Cinayet kanıtları bulunursa -ki mümkün, ayrıca cinayet sırasında
alınan “dinleme kayıtlarından” da söz edilmekte- olay
başkonsolosun üzerine yıkılacak.
Veliaht Prens Selman ve dolayısıyla Suudi Arabistan ellerini
yıkamış olacak.
......................
Bu kadar sığ, bu kadar kolay mı?
“Cinayet organizasyonu” öyle tek başına bir başkonsolosun kafasında
kurgulanacak, uygulamaya konacak...
Buna omuzların üzerinde, içinde beyin olan bir kafa sahibi hiç
kimse inanmaz.
Suudi Arabistan’dan 15 kişi İstanbul’a gelmiş.
2 özel uçakla ve bir kısmı da tarifeli uçakla...
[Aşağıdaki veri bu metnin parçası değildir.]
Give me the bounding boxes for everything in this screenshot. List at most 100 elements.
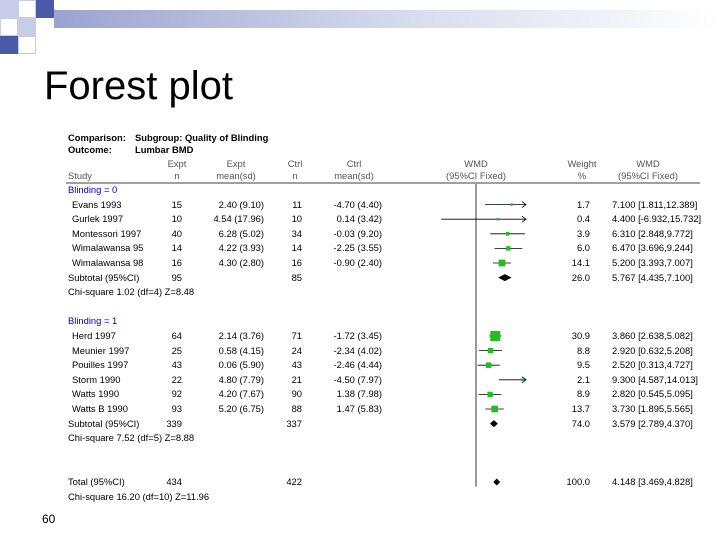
subtotal-ctrl-n: 337 xyxy=(286,417,302,429)
decor-square xyxy=(0,0,18,18)
expt-n: 15 xyxy=(171,198,182,210)
ctrl-n: 16 xyxy=(291,257,302,268)
ctrl-n: 24 xyxy=(291,344,302,356)
total-label: Total (95%CI) xyxy=(68,476,125,487)
col-wmd-ci-1: WMD xyxy=(636,158,660,169)
wmd-ci-text: 7.100 [1.811,12.389] xyxy=(612,198,698,210)
expt-n: 16 xyxy=(171,257,182,268)
expt-mean: 4.54 (17.96) xyxy=(213,213,264,225)
study-marker xyxy=(521,378,524,382)
expt-n: 14 xyxy=(171,242,182,254)
col-ctrl-n-1: Ctrl xyxy=(287,158,303,169)
weight: 6.0 xyxy=(576,242,590,254)
outcome-label: Outcome: xyxy=(68,144,112,155)
wmd-ci-text: 2.920 [0.632,5.208] xyxy=(612,344,693,356)
study-marker xyxy=(487,347,494,354)
wmd-ci-text: 2.820 [0.545,5.095] xyxy=(612,388,693,400)
total-heterogeneity-text: Chi-square 16.20 (df=10) Z=11.96 xyxy=(68,490,210,502)
pooled-diamond xyxy=(493,478,501,486)
subtotal-ctrl-n: 85 xyxy=(291,271,302,283)
subgroup-label: Blinding = 0 xyxy=(68,184,118,195)
expt-n: 43 xyxy=(171,359,182,371)
ctrl-mean: -2.46 (4.44) xyxy=(333,359,382,371)
study-name: Watts 1990 xyxy=(72,388,120,400)
expt-mean: 0.06 (5.90) xyxy=(218,359,264,371)
wmd-ci-text: 9.300 [4.587,14.013] xyxy=(612,373,699,385)
wmd-ci-text: 5.200 [3.393,7.007] xyxy=(612,257,693,268)
study-marker xyxy=(485,362,492,368)
subtotal-label: Subtotal (95%CI) xyxy=(68,417,140,429)
subtotal-weight: 74.0 xyxy=(571,417,590,429)
ctrl-n: 11 xyxy=(292,198,302,210)
col-weight-2: % xyxy=(577,170,587,181)
study-name: Gurlek 1997 xyxy=(72,213,124,225)
expt-mean: 4.22 (3.93) xyxy=(218,242,264,254)
decor-square xyxy=(18,18,36,36)
ctrl-mean: 1.47 (5.83) xyxy=(336,403,382,414)
ctrl-mean: -4.50 (7.97) xyxy=(333,373,382,385)
wmd-ci-text: 3.860 [2.638,5.082] xyxy=(612,330,693,341)
expt-mean: 4.30 (2.80) xyxy=(218,257,264,268)
total-ci-text: 4.148 [3.469,4.828] xyxy=(612,476,693,487)
col-expt-mean-1: Expt xyxy=(226,158,246,169)
col-ctrl-n-2: n xyxy=(292,170,298,181)
ci-arrow xyxy=(521,215,527,223)
wmd-ci-text: 4.400 [-6.932,15.732] xyxy=(612,213,702,225)
study-name: Montessori 1997 xyxy=(72,227,142,239)
decor-square xyxy=(0,36,18,54)
total-ctrl-n: 422 xyxy=(286,476,302,487)
decor-top-bar xyxy=(54,10,720,28)
expt-mean: 0.58 (4.15) xyxy=(218,344,264,356)
expt-mean: 6.28 (5.02) xyxy=(218,227,264,239)
study-marker xyxy=(506,246,511,251)
ci-arrow xyxy=(521,376,527,384)
study-marker xyxy=(505,232,510,236)
col-ctrl-mean-2: mean(sd) xyxy=(334,170,374,181)
decor-square xyxy=(36,0,54,18)
subtotal-expt-n: 95 xyxy=(171,271,182,283)
pooled-diamond xyxy=(489,420,498,428)
weight: 8.8 xyxy=(576,344,590,356)
weight: 2.1 xyxy=(576,373,590,385)
study-name: Wimalawansa 95 xyxy=(72,242,144,254)
comparison-value: Subgroup: Quality of Blinding xyxy=(135,132,269,143)
ctrl-mean: -1.72 (3.45) xyxy=(333,330,382,341)
ctrl-mean: -0.03 (9.20) xyxy=(333,227,382,239)
weight: 13.7 xyxy=(571,403,590,414)
ctrl-mean: -2.34 (4.02) xyxy=(333,344,382,356)
study-marker xyxy=(498,259,506,267)
expt-mean: 2.40 (9.10) xyxy=(218,198,264,210)
subtotal-label: Subtotal (95%CI) xyxy=(68,271,140,283)
col-study: Study xyxy=(68,170,92,181)
col-expt-mean-2: mean(sd) xyxy=(216,170,256,181)
col-wmd-ci-2: (95%CI Fixed) xyxy=(618,170,678,181)
heterogeneity-text: Chi-square 7.52 (df=5) Z=8.88 xyxy=(68,432,195,444)
subtotal-ci-text: 3.579 [2.789,4.370] xyxy=(612,417,693,429)
study-name: Storm 1990 xyxy=(72,373,121,385)
col-wmd-1: WMD xyxy=(464,158,488,169)
pooled-diamond xyxy=(498,274,512,282)
wmd-ci-text: 3.730 [1.895,5.565] xyxy=(612,403,693,414)
subtotal-ci-text: 5.767 [4.435,7.100] xyxy=(612,271,693,283)
col-expt-n-1: Expt xyxy=(167,158,187,169)
ctrl-n: 34 xyxy=(291,227,302,239)
col-weight-1: Weight xyxy=(567,158,597,169)
expt-n: 22 xyxy=(171,373,182,385)
study-marker xyxy=(487,391,493,398)
ci-arrow xyxy=(521,201,527,208)
subgroup-label: Blinding = 1 xyxy=(68,315,118,327)
ctrl-mean: -4.70 (4.40) xyxy=(333,198,382,210)
forest-plot: Comparison: Subgroup: Quality of Blindin… xyxy=(64,128,704,502)
study-name: Meunier 1997 xyxy=(72,344,130,356)
ctrl-n: 10 xyxy=(291,213,302,225)
study-marker xyxy=(491,405,498,413)
outcome-value: Lumbar BMD xyxy=(135,144,194,155)
wmd-ci-text: 6.470 [3.696,9.244] xyxy=(612,242,693,254)
heterogeneity-text: Chi-square 1.02 (df=4) Z=8.48 xyxy=(68,286,195,298)
study-marker xyxy=(490,330,501,342)
study-marker xyxy=(496,217,500,221)
ctrl-mean: 0.14 (3.42) xyxy=(336,213,382,225)
weight: 0.4 xyxy=(576,213,590,225)
ctrl-n: 14 xyxy=(291,242,302,254)
study-name: Watts B 1990 xyxy=(72,403,128,414)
Cinayetin “ortam hazırlayıcısı”, “infazcısı” ve başında Suudi
Arabistan Adli Tıp Başkanı’nın olduğu -delilleri yok etmekle
görevli- “temizlikçi” grup.
Cemal Kaşıkçı günler öncesinden verilen randevuya gelmeden önce bu
üç grup, Suudi Arabistan Başkonsolosluğu’na girmiş.
Cemal Kaşıkçı’yı “infaz” ettikten ve “delilleri temizledikten”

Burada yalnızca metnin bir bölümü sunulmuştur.